Fact Sheet: Health Education Curriculum Analysis Tool
The Health Education Curriculum Analysis Tool (HECAT) is an assessment tool developed by the Centers for Disease Control and Prevention in partnership with heath education experts from state and local education agencies, schools, colleges and universities, and national organizations.
Why the HECAT was created
Health education is a fundamental part of an overall school health program; it provides young people with the knowledge and skills they need to become successful learners and healthy adults.
Choosing or developing the best possible health education curriculum is an important step towards ensuring quality health education. The HECAT provides a structured process to improve curriculum selection and development.
What the HECAT can help you do
- Assemble a team of qualified individuals to conduct a curriculum review.
- Identify a curriculum, locally or commercially developed for elementary, middle, or high school, that best meets your school district’s health education course of study.
- Assess accuracy and acceptability of curriculum content, feasibility of curriculum implementation, and affordability or the curriculum materials—including cost of implementation.
- Analyze fundamental characteristics including learning objectives, inclusive characteristics, teacher materials, curriculum design, instructional strategies and materials, and promotion of norms that value positive health behaviors.
- Analyze supplemental curriculum resources such as teacher materials, instructional strategies, and student assessments.
- Identify curriculum strengths and weaknesses to inform decisions about selection and guide revision.

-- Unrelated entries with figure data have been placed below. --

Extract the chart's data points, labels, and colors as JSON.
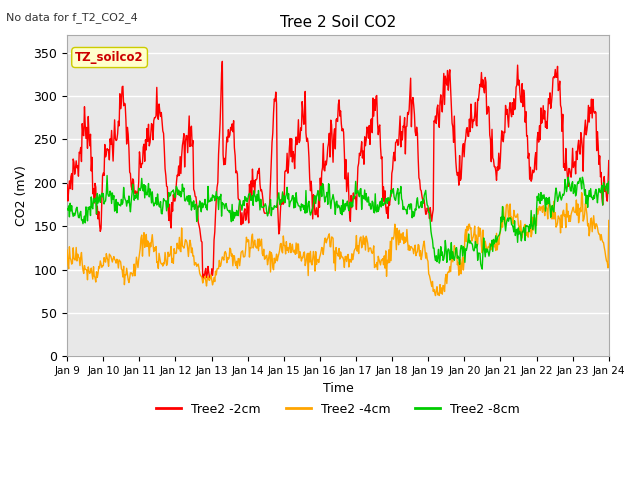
{
  "title": "Tree 2 Soil CO2",
  "subtitle": "No data for f_T2_CO2_4",
  "xlabel": "Time",
  "ylabel": "CO2 (mV)",
  "ylim": [
    0,
    370
  ],
  "yticks": [
    0,
    50,
    100,
    150,
    200,
    250,
    300,
    350
  ],
  "background_color": "#ffffff",
  "plot_bg_color": "#e8e8e8",
  "grid_color": "#ffffff",
  "annotation_box": "TZ_soilco2",
  "annotation_color": "#cc0000",
  "annotation_bg": "#ffffcc",
  "annotation_edge": "#cccc00",
  "legend_entries": [
    "Tree2 -2cm",
    "Tree2 -4cm",
    "Tree2 -8cm"
  ],
  "legend_colors": [
    "#ff0000",
    "#ffa500",
    "#00cc00"
  ],
  "line_width": 1.0,
  "n_days": 15,
  "n_points": 720,
  "seed": 7
}
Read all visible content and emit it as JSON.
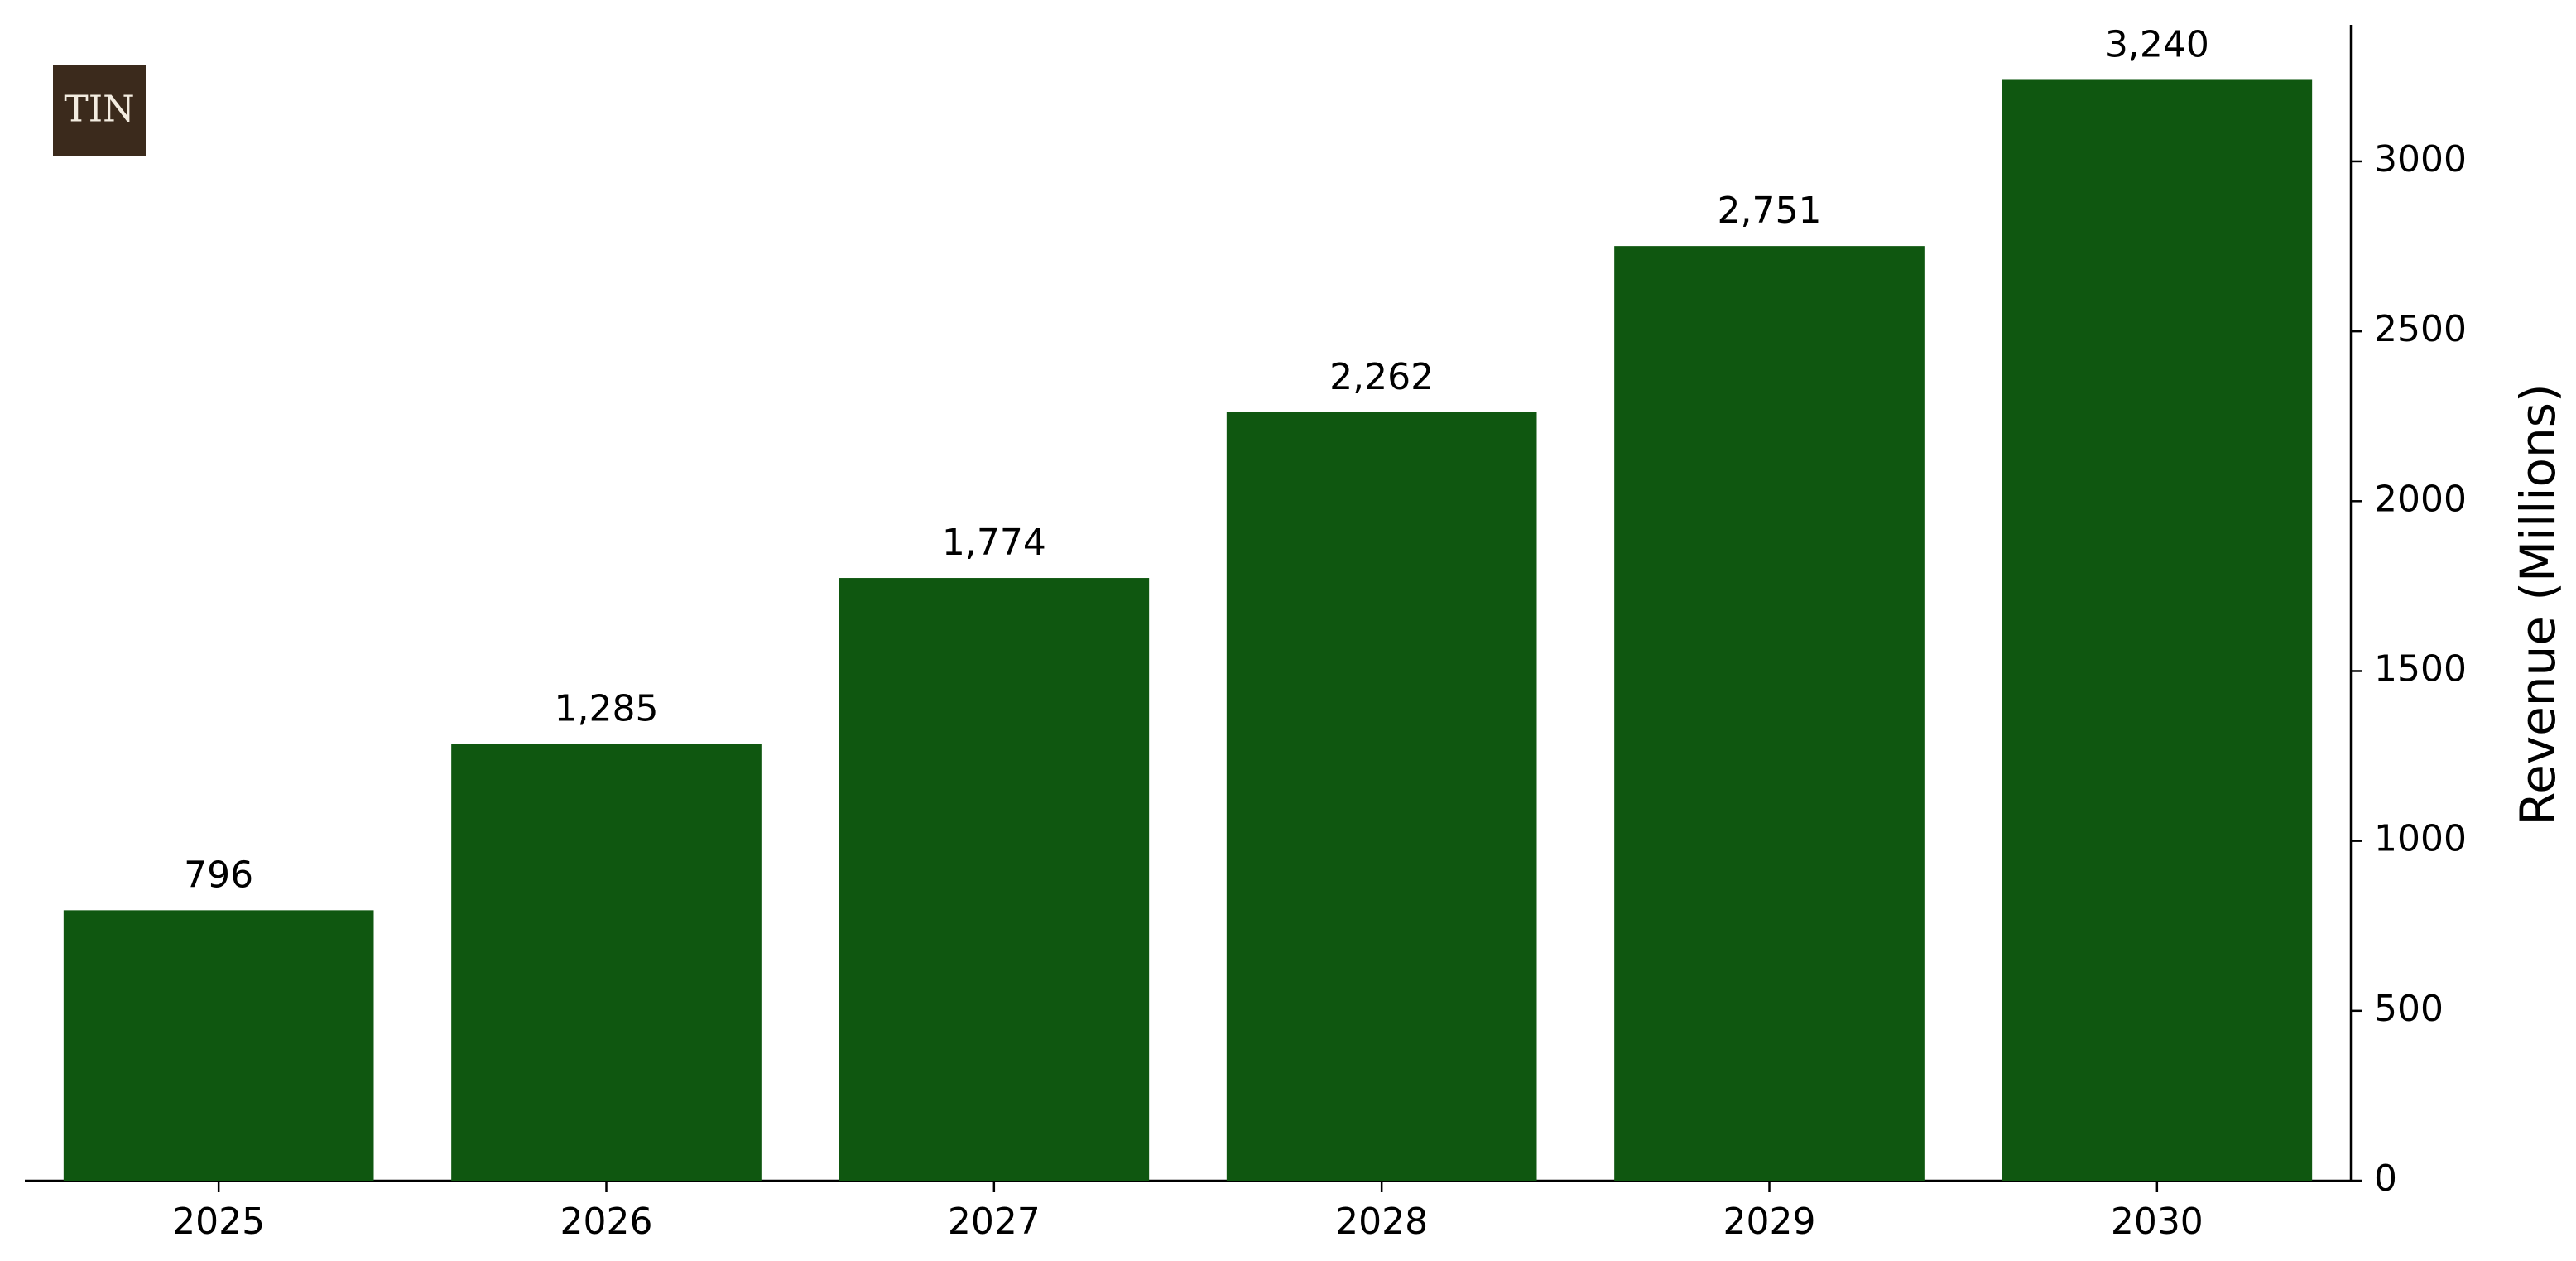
{
  "chart_data": {
    "type": "bar",
    "logo": "TIN",
    "categories": [
      "2025",
      "2026",
      "2027",
      "2028",
      "2029",
      "2030"
    ],
    "values": [
      796,
      1285,
      1774,
      2262,
      2751,
      3240
    ],
    "value_labels": [
      "796",
      "1,285",
      "1,774",
      "2,262",
      "2,751",
      "3,240"
    ],
    "color": "#0f5710",
    "y_axis_label": "Revenue (Millions)",
    "y_axis_side": "right",
    "ylim": [
      0,
      3402
    ],
    "yticks": [
      0,
      500,
      1000,
      1500,
      2000,
      2500,
      3000
    ],
    "grid": false
  }
}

- Accommodate local revision to address priorities, interests, and needs; allow community review; and accommodate local school board review and approval.
- Develop a scope and sequencepdf icon for health education focused on the most relevant health outcomes for youth in your community.
Who the HECAT can help
Curriculum committees or educators in school districts, schools, or community-based organizations that work with schools.
State or local education agency staff.
Other curriculum developers.
Faculty and students in institutions of higher education teacher preparation programs.